Sundays-off panel asks for more time to study issue
04/17/2012 02:32
Netanyahu appointed the committee on July 4 following pressure from Vice Premier Silvan Shalom.
Silvan Shalom on Iran Photo: AMMAR AWAD / REUTERS
A committee appointed by Prime Minister Binyamin Netanyahu to examine the option
of a five-day work week will complete its work at least three months late,
according to a letter obtained exclusively by The Jerusalem
Post.
Netanyahu appointed the committee on July 4 following pressure from
Vice Premier Silvan Shalom, the main political patron of the initiative. The
committee, headed by National Economic Council head Prof. Eugene Kandel,
was tasked with making recommendations to Netanyahu by the end of
March.
But Kandel wrote Netanyahu that the committee had not yet
completed its work.
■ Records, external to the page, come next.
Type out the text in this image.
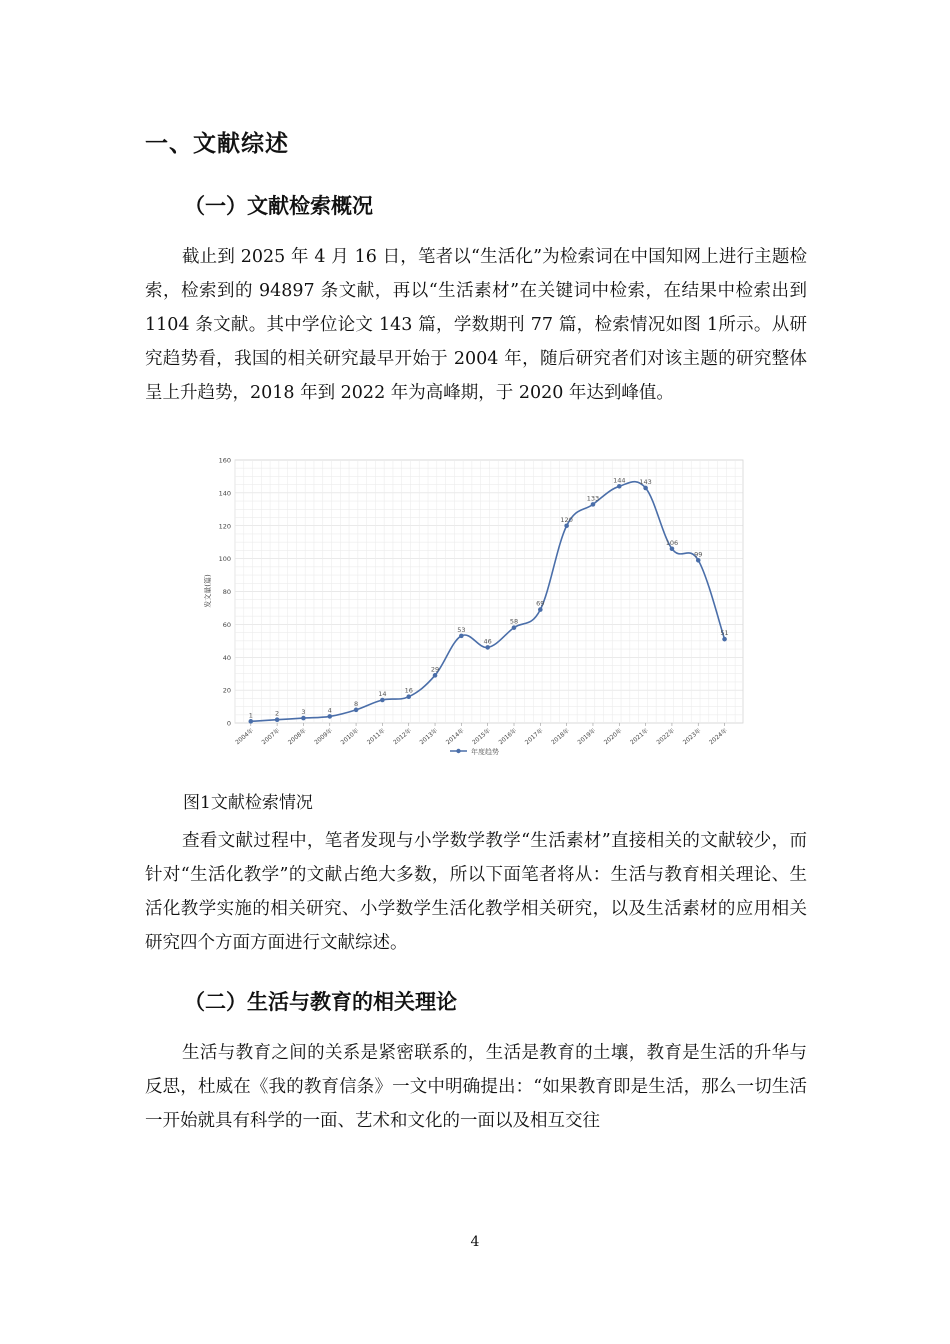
一、文献综述
（一）文献检索概况

截止到 2025 年 4 月 16 日，笔者以“生活化”为检索词在中国知网上进行主题检索，检索到的 94897 条文献，再以“生活素材”在关键词中检索，在结果中检索出到 1104 条文献。其中学位论文 143 篇，学数期刊 77 篇，检索情况如图 1所示。从研究趋势看，我国的相关研究最早开始于 2004 年，随后研究者们对该主题的研究整体呈上升趋势，2018 年到 2022 年为高峰期，于 2020 年达到峰值。

0
20
40
60
80
100
120
140
160
2004年 2007年 2008年 2009年 2010年 2011年 2012年 2013年 2014年 2015年 2016年 2017年 2018年 2019年 2020年 2021年 2022年 2023年 2024年
1	2	3	4
8
14	16
29
53
46
58
69
120
133
144 143
106
99
51
发文量(篇)
年度趋势
图1文献检索情况

查看文献过程中，笔者发现与小学数学教学“生活素材”直接相关的文献较少，而针对“生活化教学”的文献占绝大多数，所以下面笔者将从：生活与教育相关理论、生活化教学实施的相关研究、小学数学生活化教学相关研究，以及生活素材的应用相关研究四个方面方面进行文献综述。

（二）生活与教育的相关理论

生活与教育之间的关系是紧密联系的，生活是教育的土壤，教育是生活的升华与反思，杜威在《我的教育信条》一文中明确提出：“如果教育即是生活，那么一切生活一开始就具有科学的一面、艺术和文化的一面以及相互交往

4
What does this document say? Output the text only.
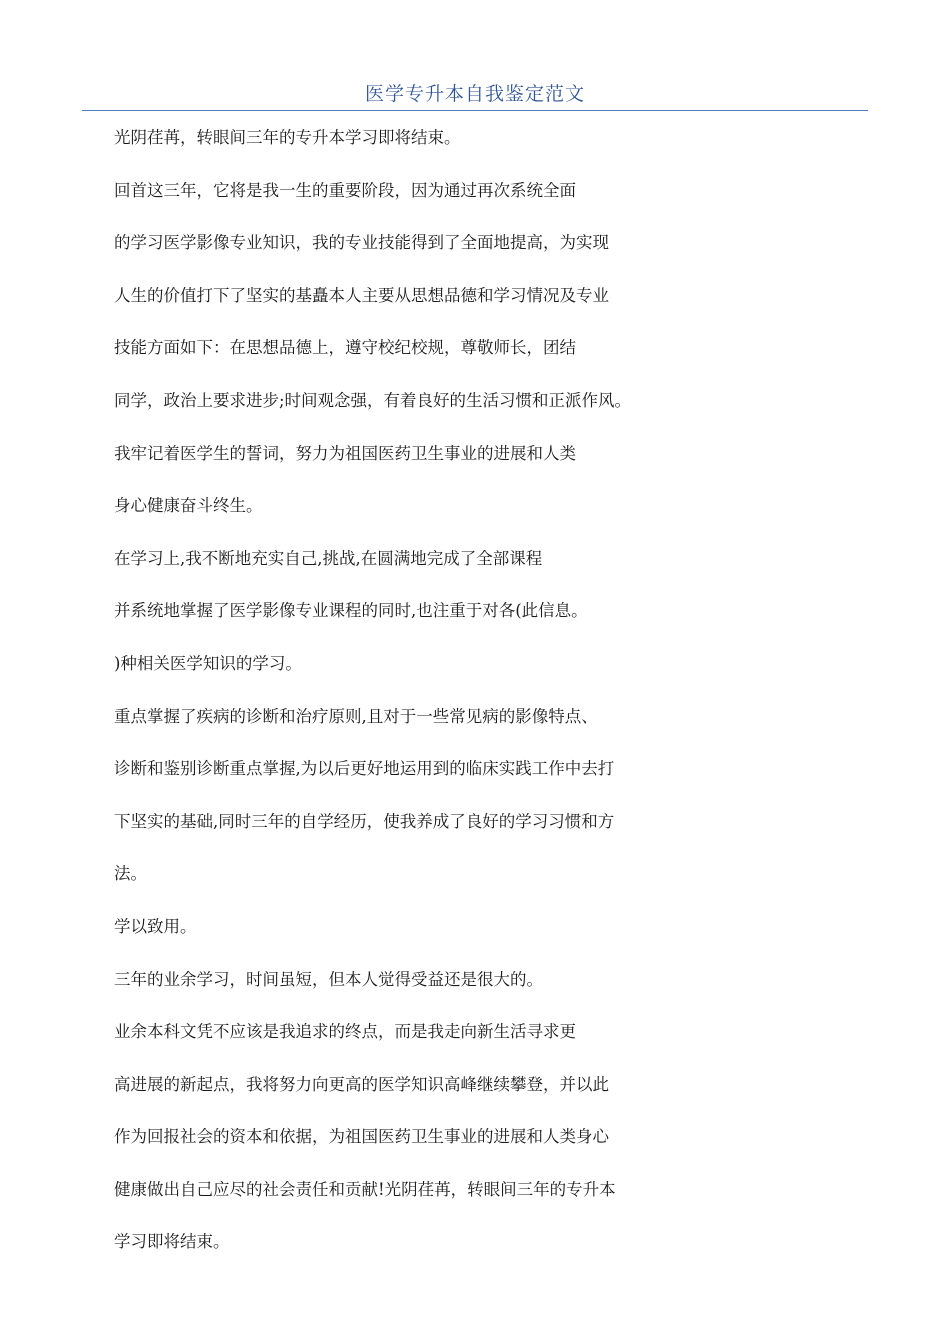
医学专升本自我鉴定范文
光阴荏苒，转眼间三年的专升本学习即将结束。
回首这三年，它将是我一生的重要阶段，因为通过再次系统全面
的学习医学影像专业知识，我的专业技能得到了全面地提高，为实现
人生的价值打下了坚实的基矗本人主要从思想品德和学习情况及专业
技能方面如下：在思想品德上，遵守校纪校规，尊敬师长，团结
同学，政治上要求进步;时间观念强，有着良好的生活习惯和正派作风。
我牢记着医学生的誓词，努力为祖国医药卫生事业的进展和人类
身心健康奋斗终生。
在学习上,我不断地充实自己,挑战,在圆满地完成了全部课程
并系统地掌握了医学影像专业课程的同时,也注重于对各(此信息。
)种相关医学知识的学习。
重点掌握了疾病的诊断和治疗原则,且对于一些常见病的影像特点、
诊断和鉴别诊断重点掌握,为以后更好地运用到的临床实践工作中去打
下坚实的基础,同时三年的自学经历，使我养成了良好的学习习惯和方
法。
学以致用。
三年的业余学习，时间虽短，但本人觉得受益还是很大的。
业余本科文凭不应该是我追求的终点，而是我走向新生活寻求更
高进展的新起点，我将努力向更高的医学知识高峰继续攀登，并以此
作为回报社会的资本和依据，为祖国医药卫生事业的进展和人类身心
健康做出自己应尽的社会责任和贡献!光阴荏苒，转眼间三年的专升本
学习即将结束。
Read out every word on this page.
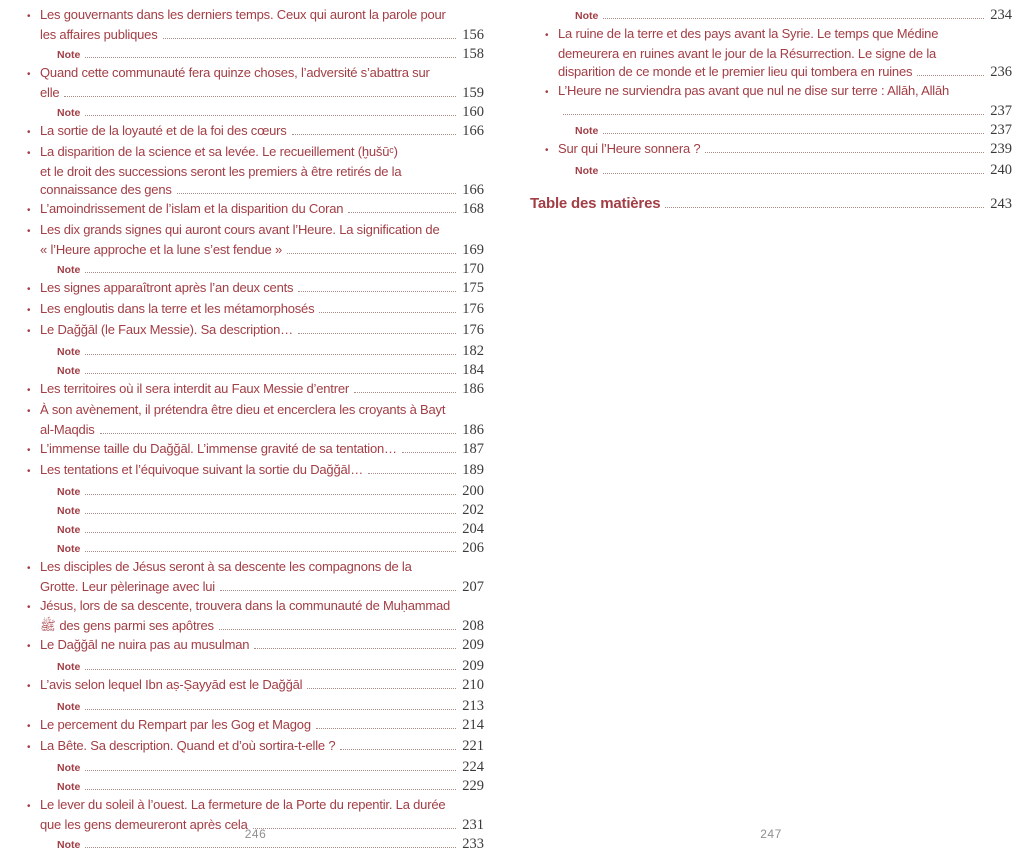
• Les gouvernants dans les derniers temps. Ceux qui auront la parole pour
les affaires publiques	156
Note	158
• Quand cette communauté fera quinze choses, l’adversité s’abattra sur
elle	159
Note	160
• La sortie de la loyauté et de la foi des cœurs	166
• La disparition de la science et sa levée. Le recueillement (ḫušūᶜ)
et le droit des successions seront les premiers à être retirés de la
connaissance des gens	166
• L’amoindrissement de l’islam et la disparition du Coran	168
• Les dix grands signes qui auront cours avant l’Heure. La signification de
« l’Heure approche et la lune s’est fendue »	169
Note	170
• Les signes apparaîtront après l’an deux cents	175
• Les engloutis dans la terre et les métamorphosés	176
• Le Dağğāl (le Faux Messie). Sa description…	176
Note	182
Note	184
• Les territoires où il sera interdit au Faux Messie d’entrer	186
• À son avènement, il prétendra être dieu et encerclera les croyants à Bayt
al-Maqdis	186
• L’immense taille du Dağğāl. L’immense gravité de sa tentation…	187
• Les tentations et l’équivoque suivant la sortie du Dağğāl…	189
Note	200
Note	202
Note	204
Note	206
• Les disciples de Jésus seront à sa descente les compagnons de la
Grotte. Leur pèlerinage avec lui	207
• Jésus, lors de sa descente, trouvera dans la communauté de Muḥammad
ﷺ des gens parmi ses apôtres	208
• Le Dağğāl ne nuira pas au musulman	209
Note	209
• L’avis selon lequel Ibn aṣ-Ṣayyād est le Dağğāl	210
Note	213
• Le percement du Rempart par les Gog et Magog	214
• La Bête. Sa description. Quand et d’où sortira-t-elle ?	221
Note	224
Note	229
• Le lever du soleil à l’ouest. La fermeture de la Porte du repentir. La durée
que les gens demeureront après cela	231
Note	233
Note	234
• La ruine de la terre et des pays avant la Syrie. Le temps que Médine
demeurera en ruines avant le jour de la Résurrection. Le signe de la
disparition de ce monde et le premier lieu qui tombera en ruines	236
• L’Heure ne surviendra pas avant que nul ne dise sur terre : Allāh, Allāh
237
Note	237
• Sur qui l’Heure sonnera ?	239
Note	240
Table des matières	243
246	247
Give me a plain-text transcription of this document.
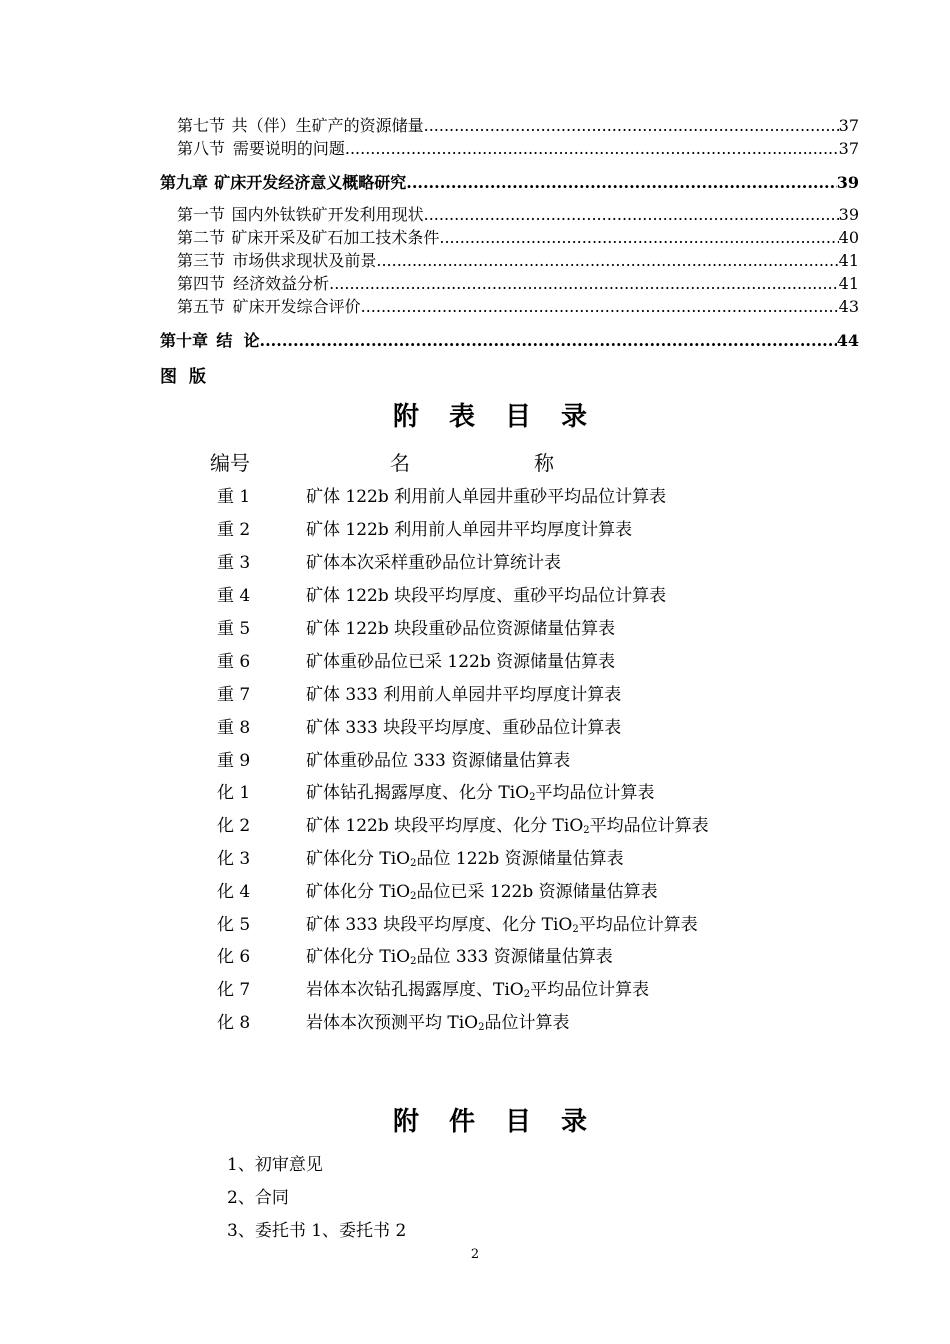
第七节 共（伴）生矿产的资源储量 .....	37
第八节 需要说明的问题 .....	37
第九章 矿床开发经济意义概略研究 .....	39
第一节 国内外钛铁矿开发利用现状 .....	39
第二节 矿床开采及矿石加工技术条件 .....	40
第三节 市场供求现状及前景 .....	41
第四节 经济效益分析 .....	41
第五节 矿床开发综合评价 .....	43
第十章 结  论 .....	44
图版
附表目录
编号	名	称
重 1	矿体 122b 利用前人单园井重砂平均品位计算表
重 2	矿体 122b 利用前人单园井平均厚度计算表
重 3	矿体本次采样重砂品位计算统计表
重 4	矿体 122b 块段平均厚度、重砂平均品位计算表
重 5	矿体 122b 块段重砂品位资源储量估算表
重 6	矿体重砂品位已采 122b 资源储量估算表
重 7	矿体 333 利用前人单园井平均厚度计算表
重 8	矿体 333 块段平均厚度、重砂品位计算表
重 9	矿体重砂品位 333 资源储量估算表
化 1	矿体钻孔揭露厚度、化分 TiO$_2$平均品位计算表
化 2	矿体 122b 块段平均厚度、化分 TiO$_2$平均品位计算表
化 3	矿体化分 TiO$_2$品位 122b 资源储量估算表
化 4	矿体化分 TiO$_2$品位已采 122b 资源储量估算表
化 5	矿体 333 块段平均厚度、化分 TiO$_2$平均品位计算表
化 6	矿体化分 TiO$_2$品位 333 资源储量估算表
化 7	岩体本次钻孔揭露厚度、TiO$_2$平均品位计算表
化 8	岩体本次预测平均 TiO$_2$品位计算表
附件目录
1、初审意见
2、合同
3、委托书 1、委托书 2
2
He asked the prime minister to extend the deadline to June
30.
“Due to the complexity of the issue and the vastness of its potential
impact, I believe that submitting our report by the deadline set when we were
appointed would harm the quality of our recommendations,” Kandel wrote the prime
minister.
The committee has sent dozens of business leaders, heads of
organizations and governmental bodies a questionnaire asking whether they
preferred making Sunday part of a longer weekend or several other
options.
The alternatives included giving workers an additional week of
vacation time to use whenever they wanted, adopting a half-day of work on
Tuesday or Thursday, making dates of national significance like Jerusalem Day
and Remembrance Day days off, and making Hanukka or Hol Hamoed Succot days off
for workers as they already are for schoolchildren.
Likud officials have
accused Netanyahu of appointing the committee to stall and not advance an issue
identified with Shalom, his Likud rival. Shalom already started promoting the
idea when he was finance minister a decade ago.
Shalom said he would
continue to advance the initiative because of its multiple benefits to society,
which he said were evident in the long weekends Israelis enjoyed at the start
and end of Passover. He warned that he would not wait too much longer before
bypassing the cabinet and promoting it independently via the Knesset, where it
enjoys a strong majority.
“If the cabinet takes its time, the initiative
will be advanced by private member’s bills,” Shalom said. “This necessary move
to synchronize Israel with the Western world, bolster family time and encourage
a weekend culture in Israel cannot be stopped.”